Written by: Lukman Otunuga, FXTM Research Analyst 
Market sentiment swung back and forth this week as ongoing trade developments, Brexit-related drama, an abrupt ending to the US-North Korea summit and other geopolitical tensions influenced risk appetite.

The overall mood across financial markets has improved today, following positive economic data from China and Germany, with the change of attitude clearly evident across stock markets. Although global stocks are set to end the week on a positive note amid cooling fears over slowing global growth, the fundamental drivers weighing on equity markets remain present. Geopolitical risks have left global sentiment extremely fragile, while there is still a fair degree of uncertainty over trade developments. With the stock market rally built on weak foundations, equity bears are just waiting for the right catalyst to return with a vengeance.

Gold bulls lose the battle, but war still rages on
With risk appetite coming back to the fore, Gold bulls lost their iron grip this week with pricing sinking towards $,1308 as of writing.

Gold’s recent performance indicates that markets are pricing in the increased likelihood of a US-China trade deal happening sooner rather than later. With UK Prime Minister Theresa May also opening up the possibility of an extension to Article 50, investors are hopeful that the much-feared no-deal Brexit will be avoided, ultimately supporting risk appetite. However, the end result for either of these major risks remains uncertain at this point in time. Concrete and positive resolutions may result in a surge in demand for riskier assets and conversely be negative for Gold. It should also be kept in mind that Gold bulls remain inspired by geopolitical risk factors and speculation over the Fed taking a break on monetary tightening this year.

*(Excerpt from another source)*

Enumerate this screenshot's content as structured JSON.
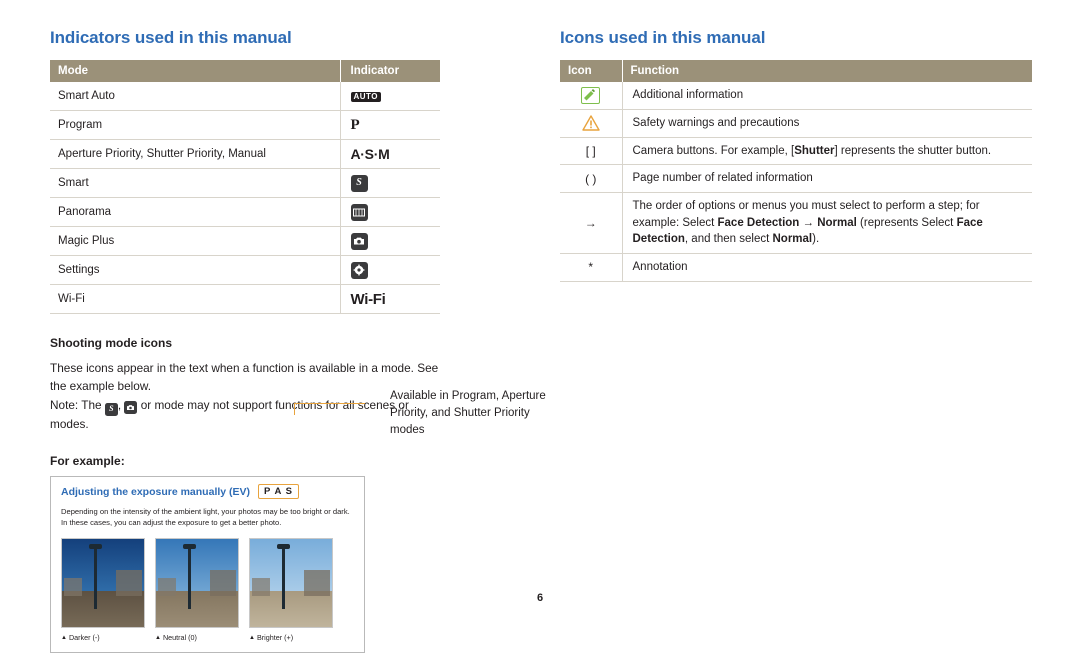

Should Gold break meaningfully below $1,310, it may open a path towards the psychologically-important $1,300. In the event of risk aversion creeping up, Gold could still stage a rebound back towards the $1,318 resistance level.

Commodity spotlight – WTI
Oil continues its year-to-date voyage higher, as it wrapped up two consecutive months of gains to test the $58/bbl mark.

Despite US President Donald Trump calling for lower Oil prices and telling OPEC to “relax and take it easy”, Oil producers are pressing on with output cuts that will potentially extend into 2H19 – a favourable outcome for Oil bulls. Oil was granted further support from US sanctions on Iran and Venezuela, coupled with the surprise drop in US inventories, which last week saw their biggest decline since September 2018. However, political pressures and US Shale production remain the ‘wild cards’ in ongoing efforts to rebalance markets.

On the demand side, the base case remains that global growth is expected to cool down in 2019. However, there is optimism over China’s economy potentially picking back up, especially after February’s Caixin Manufacturing PMI exceeded market expectations. Whether this print marks a turning point, or a blip, in China’s moderating growth narrative, remains to be seen.

In regards to the technical perspective, WTI Oil is trading around the $57.41 level as of writing. The inverse head and shoulders pattern on the daily charts suggest that WTI has the potential to push higher. A solid daily close above the $57.50 level is likely to encourage an incline higher towards $60.00.